バルセロナから電車で1時間ほど揺られたところにモンセラートという場所があります。切り立った崖の上に建てられた修道院があると知って訪れてみることにしました。

俗世から離れ、人の生活の光も音も届かないところで、孤独の祈りを捧げる。谷を通り抜ける風の音だけが聞こえてくるツンとした風の中に、敬虔な修道士の祈りの姿が想起されます。私にはこういう際立った環境に自分を置いてみたいという修道士の気持ちが分からなくもないです。

私はロンドンに住んでいるので、数でいえば何十という教会の戸をくぐり、聖堂の天井絵画を見て、また修道院の匂いを嗅いできました。

祈りとは何なのでしょう?

私たち側の世界。「古池や蛙飛びこむ水の音」。古い池に蛙が飛び込む音が聞こえてきたという単純な句に私たちは深遠な禅の世界を見出しますが、それはむしろ日常ではなぜかその音は聞こえないという反語表現になっています。私はどこかで気づいているように思います。私たちは、日々、方程式の解を解いているのではなくて、私たちはすでに解を持っていて、それを満たす方程式を作っているのではないかと。なぜ祈る時に、なぜ禅の時に、私たちは目を瞑るのか。それは視覚という最大の感覚を切るためなのか?いや、それは見る必要がないからではないか?と。

「西暦880年のとある土曜日、羊飼いたちが岩山から強い光が放たれているのを見つけた。その後も土曜日になると繰り返し強い光が見られたため、光をたどってみたところ洞窟の中で聖母子像を見つけた。現在では「黒いマリア像」(Virgen de Montserrat)と呼ばれている聖母子像である。」このモンセラートの聖堂の中にこの黒いマリア像があります。

先日、ある手記を読みました。自分を取り巻く時間において、「過去」は他人用の自分の時間で、「将来」は自分用の自分の時間 だと書かれていました。
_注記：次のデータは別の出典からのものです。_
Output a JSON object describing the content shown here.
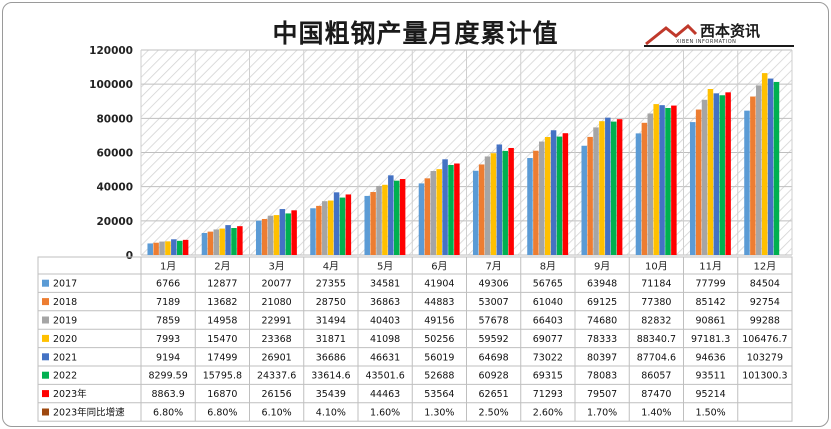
{
  "logo": {
    "name": "西本资讯",
    "sub": "XIBEN INFORMATION"
  },
  "colors": {
    "2017": "#5b9bd5",
    "2018": "#ed7d31",
    "2019": "#a5a5a5",
    "2020": "#ffc000",
    "2021": "#4472c4",
    "2022": "#00b050",
    "2023年": "#ff0000",
    "2023年同比增速": "#9e480e"
  },
  "chart_data": {
    "type": "bar",
    "title": "中国粗钢产量月度累计值",
    "categories": [
      "1月",
      "2月",
      "3月",
      "4月",
      "5月",
      "6月",
      "7月",
      "8月",
      "9月",
      "10月",
      "11月",
      "12月"
    ],
    "ylim": [
      0,
      120000
    ],
    "yticks": [
      "0",
      "20000",
      "40000",
      "60000",
      "80000",
      "100000",
      "120000"
    ],
    "grid": true,
    "legend": "table-below",
    "series": [
      {
        "name": "2017",
        "values": [
          6766,
          12877,
          20077,
          27355,
          34581,
          41904,
          49306,
          56765,
          63948,
          71184,
          77799,
          84504
        ],
        "labels": [
          "6766",
          "12877",
          "20077",
          "27355",
          "34581",
          "41904",
          "49306",
          "56765",
          "63948",
          "71184",
          "77799",
          "84504"
        ]
      },
      {
        "name": "2018",
        "values": [
          7189,
          13682,
          21080,
          28750,
          36863,
          44883,
          53007,
          61040,
          69125,
          77380,
          85142,
          92754
        ],
        "labels": [
          "7189",
          "13682",
          "21080",
          "28750",
          "36863",
          "44883",
          "53007",
          "61040",
          "69125",
          "77380",
          "85142",
          "92754"
        ]
      },
      {
        "name": "2019",
        "values": [
          7859,
          14958,
          22991,
          31494,
          40403,
          49156,
          57678,
          66403,
          74680,
          82832,
          90861,
          99288
        ],
        "labels": [
          "7859",
          "14958",
          "22991",
          "31494",
          "40403",
          "49156",
          "57678",
          "66403",
          "74680",
          "82832",
          "90861",
          "99288"
        ]
      },
      {
        "name": "2020",
        "values": [
          7993,
          15470,
          23368,
          31871,
          41098,
          50256,
          59592,
          69077,
          78333,
          88340.7,
          97181.3,
          106476.7
        ],
        "labels": [
          "7993",
          "15470",
          "23368",
          "31871",
          "41098",
          "50256",
          "59592",
          "69077",
          "78333",
          "88340.7",
          "97181.3",
          "106476.7"
        ]
      },
      {
        "name": "2021",
        "values": [
          9194,
          17499,
          26901,
          36686,
          46631,
          56019,
          64698,
          73022,
          80397,
          87704.6,
          94636,
          103279
        ],
        "labels": [
          "9194",
          "17499",
          "26901",
          "36686",
          "46631",
          "56019",
          "64698",
          "73022",
          "80397",
          "87704.6",
          "94636",
          "103279"
        ]
      },
      {
        "name": "2022",
        "values": [
          8299.59,
          15795.8,
          24337.6,
          33614.6,
          43501.6,
          52688,
          60928,
          69315,
          78083,
          86057,
          93511,
          101300.3
        ],
        "labels": [
          "8299.59",
          "15795.8",
          "24337.6",
          "33614.6",
          "43501.6",
          "52688",
          "60928",
          "69315",
          "78083",
          "86057",
          "93511",
          "101300.3"
        ]
      },
      {
        "name": "2023年",
        "values": [
          8863.9,
          16870,
          26156,
          35439,
          44463,
          53564,
          62651,
          71293,
          79507,
          87470,
          95214,
          null
        ],
        "labels": [
          "8863.9",
          "16870",
          "26156",
          "35439",
          "44463",
          "53564",
          "62651",
          "71293",
          "79507",
          "87470",
          "95214",
          ""
        ]
      },
      {
        "name": "2023年同比增速",
        "values": [
          6.8,
          6.8,
          6.1,
          4.1,
          1.6,
          1.3,
          2.5,
          2.6,
          1.7,
          1.4,
          1.5,
          null
        ],
        "labels": [
          "6.80%",
          "6.80%",
          "6.10%",
          "4.10%",
          "1.60%",
          "1.30%",
          "2.50%",
          "2.60%",
          "1.70%",
          "1.40%",
          "1.50%",
          ""
        ],
        "table_only": true
      }
    ]
  }
}
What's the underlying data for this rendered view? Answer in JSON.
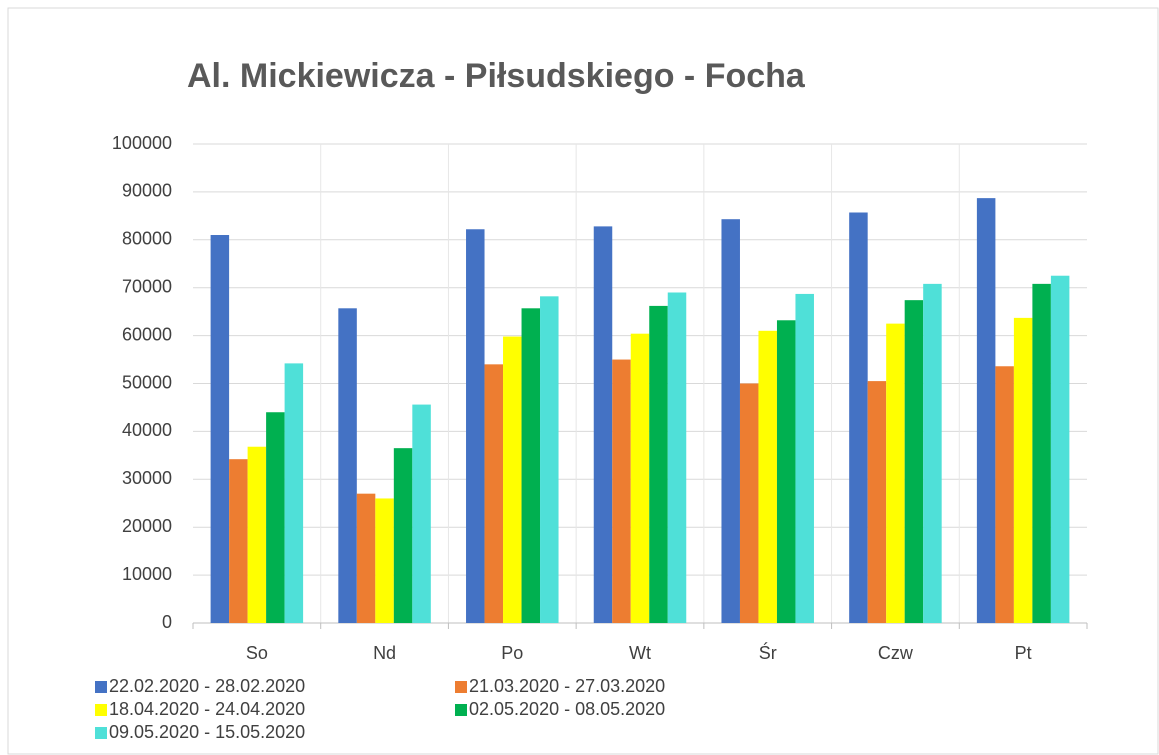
{
  "chart_data": {
    "type": "bar",
    "title": "Al. Mickiewicza - Piłsudskiego - Focha",
    "categories": [
      "So",
      "Nd",
      "Po",
      "Wt",
      "Śr",
      "Czw",
      "Pt"
    ],
    "series": [
      {
        "name": "22.02.2020 - 28.02.2020",
        "color": "#4472c4",
        "values": [
          81000,
          65700,
          82200,
          82800,
          84300,
          85700,
          88700
        ]
      },
      {
        "name": "21.03.2020 - 27.03.2020",
        "color": "#ed7d31",
        "values": [
          34200,
          27000,
          54000,
          55000,
          50000,
          50500,
          53600
        ]
      },
      {
        "name": "18.04.2020 - 24.04.2020",
        "color": "#ffff00",
        "values": [
          36800,
          26000,
          59800,
          60400,
          61000,
          62500,
          63700
        ]
      },
      {
        "name": "02.05.2020 - 08.05.2020",
        "color": "#00b050",
        "values": [
          44000,
          36500,
          65700,
          66200,
          63200,
          67400,
          70800
        ]
      },
      {
        "name": "09.05.2020 - 15.05.2020",
        "color": "#4fe0d8",
        "values": [
          54200,
          45600,
          68200,
          69000,
          68700,
          70800,
          72500
        ]
      }
    ],
    "ylim": [
      0,
      100000
    ],
    "yticks": [
      0,
      10000,
      20000,
      30000,
      40000,
      50000,
      60000,
      70000,
      80000,
      90000,
      100000
    ],
    "grid": true,
    "legend": "bottom"
  }
}
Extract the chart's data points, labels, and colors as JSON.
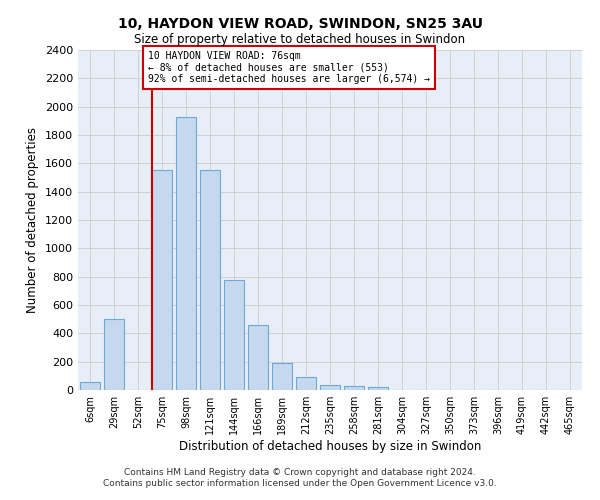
{
  "title": "10, HAYDON VIEW ROAD, SWINDON, SN25 3AU",
  "subtitle": "Size of property relative to detached houses in Swindon",
  "xlabel": "Distribution of detached houses by size in Swindon",
  "ylabel": "Number of detached properties",
  "bar_color": "#c5d8ee",
  "bar_edge_color": "#6aaad4",
  "annotation_box_color": "#cc0000",
  "background_color": "#e8eef8",
  "tick_labels": [
    "6sqm",
    "29sqm",
    "52sqm",
    "75sqm",
    "98sqm",
    "121sqm",
    "144sqm",
    "166sqm",
    "189sqm",
    "212sqm",
    "235sqm",
    "258sqm",
    "281sqm",
    "304sqm",
    "327sqm",
    "350sqm",
    "373sqm",
    "396sqm",
    "419sqm",
    "442sqm",
    "465sqm"
  ],
  "bar_heights": [
    60,
    500,
    0,
    1550,
    1930,
    1550,
    780,
    460,
    190,
    90,
    35,
    25,
    20,
    0,
    0,
    0,
    0,
    0,
    0,
    0,
    0
  ],
  "annotation_text": "10 HAYDON VIEW ROAD: 76sqm\n← 8% of detached houses are smaller (553)\n92% of semi-detached houses are larger (6,574) →",
  "red_line_bin_index": 3,
  "ylim": [
    0,
    2400
  ],
  "yticks": [
    0,
    200,
    400,
    600,
    800,
    1000,
    1200,
    1400,
    1600,
    1800,
    2000,
    2200,
    2400
  ],
  "footer_line1": "Contains HM Land Registry data © Crown copyright and database right 2024.",
  "footer_line2": "Contains public sector information licensed under the Open Government Licence v3.0.",
  "figsize": [
    6.0,
    5.0
  ],
  "dpi": 100
}
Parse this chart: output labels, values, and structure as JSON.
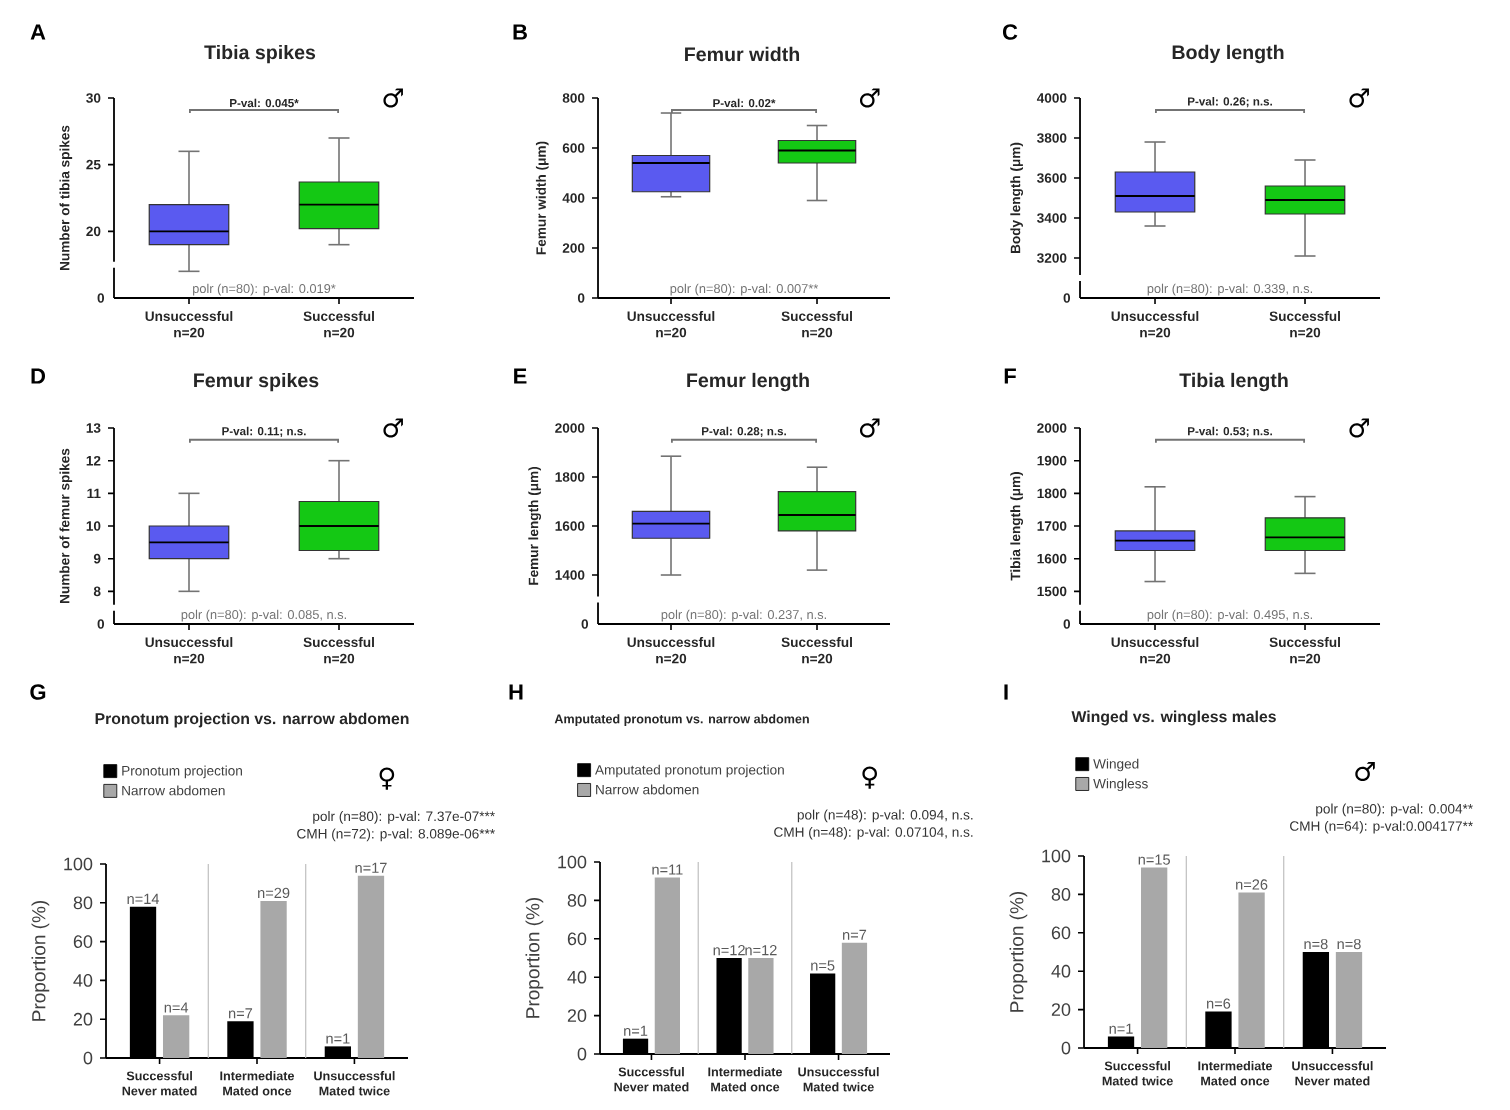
{
  "chart_data": [
    {
      "type": "box",
      "title": "Tibia spikes",
      "ylabel": "Number of tibia spikes",
      "categories": [
        "Unsuccessful\nn=20",
        "Successful\nn=20"
      ],
      "colors": [
        "#5a5af0",
        "#14c814"
      ],
      "boxes": [
        {
          "low": 17,
          "q1": 19,
          "median": 20,
          "q3": 22,
          "high": 26
        },
        {
          "low": 19,
          "q1": 20.2,
          "median": 22,
          "q3": 23.7,
          "high": 27
        }
      ],
      "ylim": [
        15,
        30
      ],
      "yticks": [
        20,
        25,
        30
      ],
      "annotations": [
        "A",
        "P-val: 0.045*",
        "polr (n=80): p-val: 0.019*",
        "♂",
        "0"
      ]
    },
    {
      "type": "box",
      "title": "Femur width",
      "ylabel": "Femur width (μm)",
      "categories": [
        "Unsuccessful\nn=20",
        "Successful\nn=20"
      ],
      "colors": [
        "#5a5af0",
        "#14c814"
      ],
      "boxes": [
        {
          "low": 405,
          "q1": 425,
          "median": 540,
          "q3": 570,
          "high": 740
        },
        {
          "low": 390,
          "q1": 540,
          "median": 590,
          "q3": 630,
          "high": 690
        }
      ],
      "ylim": [
        0,
        800
      ],
      "yticks": [
        0,
        200,
        400,
        600,
        800
      ],
      "annotations": [
        "B",
        "P-val: 0.02*",
        "polr (n=80): p-val: 0.007**",
        "♂"
      ]
    },
    {
      "type": "box",
      "title": "Body length",
      "ylabel": "Body length (μm)",
      "categories": [
        "Unsuccessful\nn=20",
        "Successful\nn=20"
      ],
      "colors": [
        "#5a5af0",
        "#14c814"
      ],
      "boxes": [
        {
          "low": 3360,
          "q1": 3430,
          "median": 3510,
          "q3": 3630,
          "high": 3780
        },
        {
          "low": 3210,
          "q1": 3420,
          "median": 3490,
          "q3": 3560,
          "high": 3690
        }
      ],
      "ylim": [
        3000,
        4000
      ],
      "yticks": [
        3200,
        3400,
        3600,
        3800,
        4000
      ],
      "annotations": [
        "C",
        "P-val: 0.26; n.s.",
        "polr (n=80): p-val: 0.339, n.s.",
        "♂",
        "0"
      ]
    },
    {
      "type": "box",
      "title": "Femur spikes",
      "ylabel": "Number of femur spikes",
      "categories": [
        "Unsuccessful\nn=20",
        "Successful\nn=20"
      ],
      "colors": [
        "#5a5af0",
        "#14c814"
      ],
      "boxes": [
        {
          "low": 8,
          "q1": 9,
          "median": 9.5,
          "q3": 10,
          "high": 11
        },
        {
          "low": 9,
          "q1": 9.25,
          "median": 10,
          "q3": 10.75,
          "high": 12
        }
      ],
      "ylim": [
        7,
        13
      ],
      "yticks": [
        8,
        9,
        10,
        11,
        12,
        13
      ],
      "annotations": [
        "D",
        "P-val: 0.11; n.s.",
        "polr (n=80): p-val: 0.085, n.s.",
        "♂",
        "0"
      ]
    },
    {
      "type": "box",
      "title": "Femur length",
      "ylabel": "Femur length (μm)",
      "categories": [
        "Unsuccessful\nn=20",
        "Successful\nn=20"
      ],
      "colors": [
        "#5a5af0",
        "#14c814"
      ],
      "boxes": [
        {
          "low": 1400,
          "q1": 1550,
          "median": 1610,
          "q3": 1660,
          "high": 1885
        },
        {
          "low": 1420,
          "q1": 1580,
          "median": 1645,
          "q3": 1740,
          "high": 1840
        }
      ],
      "ylim": [
        1200,
        2000
      ],
      "yticks": [
        1400,
        1600,
        1800,
        2000
      ],
      "annotations": [
        "E",
        "P-val: 0.28; n.s.",
        "polr (n=80): p-val: 0.237, n.s.",
        "♂",
        "0"
      ]
    },
    {
      "type": "box",
      "title": "Tibia length",
      "ylabel": "Tibia length (μm)",
      "categories": [
        "Unsuccessful\nn=20",
        "Successful\nn=20"
      ],
      "colors": [
        "#5a5af0",
        "#14c814"
      ],
      "boxes": [
        {
          "low": 1530,
          "q1": 1625,
          "median": 1655,
          "q3": 1685,
          "high": 1820
        },
        {
          "low": 1555,
          "q1": 1625,
          "median": 1665,
          "q3": 1725,
          "high": 1790
        }
      ],
      "ylim": [
        1400,
        2000
      ],
      "yticks": [
        1500,
        1600,
        1700,
        1800,
        1900,
        2000
      ],
      "annotations": [
        "F",
        "P-val: 0.53; n.s.",
        "polr (n=80): p-val: 0.495, n.s.",
        "♂",
        "0"
      ]
    },
    {
      "type": "bar",
      "title": "Pronotum projection vs. narrow abdomen",
      "ylabel": "Proportion (%)",
      "categories": [
        "Successful\nNever mated",
        "Intermediate\nMated once",
        "Unsuccessful\nMated twice"
      ],
      "series": [
        {
          "name": "Pronotum projection",
          "color": "#000000",
          "values": [
            78,
            19,
            6
          ]
        },
        {
          "name": "Narrow abdomen",
          "color": "#a8a8a8",
          "values": [
            22,
            81,
            94
          ]
        }
      ],
      "ylim": [
        0,
        100
      ],
      "yticks": [
        0,
        20,
        40,
        60,
        80,
        100
      ],
      "legend": "top left",
      "annotations": [
        "G",
        "♀",
        "polr (n=80): p-val: 7.37e-07***",
        "CMH (n=72): p-val: 8.089e-06***",
        {
          "text": "n=14",
          "x": "Successful\nNever mated",
          "y": 78
        },
        {
          "text": "n=7",
          "x": "Intermediate\nMated once",
          "y": 19
        },
        {
          "text": "n=1",
          "x": "Unsuccessful\nMated twice",
          "y": 6
        },
        {
          "text": "n=4",
          "x": "Successful\nNever mated",
          "y": 22
        },
        {
          "text": "n=29",
          "x": "Intermediate\nMated once",
          "y": 81
        },
        {
          "text": "n=17",
          "x": "Unsuccessful\nMated twice",
          "y": 94
        }
      ]
    },
    {
      "type": "bar",
      "title": "Amputated pronotum vs. narrow abdomen",
      "ylabel": "Proportion (%)",
      "categories": [
        "Successful\nNever mated",
        "Intermediate\nMated once",
        "Unsuccessful\nMated twice"
      ],
      "series": [
        {
          "name": "Amputated pronotum projection",
          "color": "#000000",
          "values": [
            8,
            50,
            42
          ]
        },
        {
          "name": "Narrow abdomen",
          "color": "#a8a8a8",
          "values": [
            92,
            50,
            58
          ]
        }
      ],
      "ylim": [
        0,
        100
      ],
      "yticks": [
        0,
        20,
        40,
        60,
        80,
        100
      ],
      "legend": "top left",
      "annotations": [
        "H",
        "♀",
        "polr (n=48): p-val: 0.094, n.s.",
        "CMH (n=48): p-val: 0.07104, n.s.",
        {
          "text": "n=1",
          "x": "Successful\nNever mated",
          "y": 8
        },
        {
          "text": "n=12",
          "x": "Intermediate\nMated once",
          "y": 50
        },
        {
          "text": "n=5",
          "x": "Unsuccessful\nMated twice",
          "y": 42
        },
        {
          "text": "n=11",
          "x": "Successful\nNever mated",
          "y": 92
        },
        {
          "text": "n=12",
          "x": "Intermediate\nMated once",
          "y": 50
        },
        {
          "text": "n=7",
          "x": "Unsuccessful\nMated twice",
          "y": 58
        }
      ]
    },
    {
      "type": "bar",
      "title": "Winged vs. wingless males",
      "ylabel": "Proportion (%)",
      "categories": [
        "Successful\nMated twice",
        "Intermediate\nMated once",
        "Unsuccessful\nNever mated"
      ],
      "series": [
        {
          "name": "Winged",
          "color": "#000000",
          "values": [
            6,
            19,
            50
          ]
        },
        {
          "name": "Wingless",
          "color": "#a8a8a8",
          "values": [
            94,
            81,
            50
          ]
        }
      ],
      "ylim": [
        0,
        100
      ],
      "yticks": [
        0,
        20,
        40,
        60,
        80,
        100
      ],
      "legend": "top left",
      "annotations": [
        "I",
        "♂",
        "polr (n=80): p-val: 0.004**",
        "CMH (n=64): p-val:0.004177**",
        {
          "text": "n=1",
          "x": "Successful\nMated twice",
          "y": 6
        },
        {
          "text": "n=6",
          "x": "Intermediate\nMated once",
          "y": 19
        },
        {
          "text": "n=8",
          "x": "Unsuccessful\nNever mated",
          "y": 50
        },
        {
          "text": "n=15",
          "x": "Successful\nMated twice",
          "y": 94
        },
        {
          "text": "n=26",
          "x": "Intermediate\nMated once",
          "y": 81
        },
        {
          "text": "n=8",
          "x": "Unsuccessful\nNever mated",
          "y": 50
        }
      ]
    }
  ]
}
はっとする感覚を得ました。

過去の積み上げで自分という基礎を保っていることもあるし、または積み上がった過去を振り返ってやっと自分で自分を認識する面もあります。そういう面も確かにあります。しかし自分の人生が残り数日となった時に、私は将来の数日の方に本当の自分の時間を見つける気がします。他人の評価から解放され、社会の膜から解放されるのは、まさに前方に拡がる時間です。

祈りは、そのような極限の日を待たず、ごく普通の日常において、絶対の存在である神から承認を賜る行為なのではないでしょうか?祈りは社会からの評価を離れ、絶対の存在である神から承認を賜る行為なのではないでしょうか?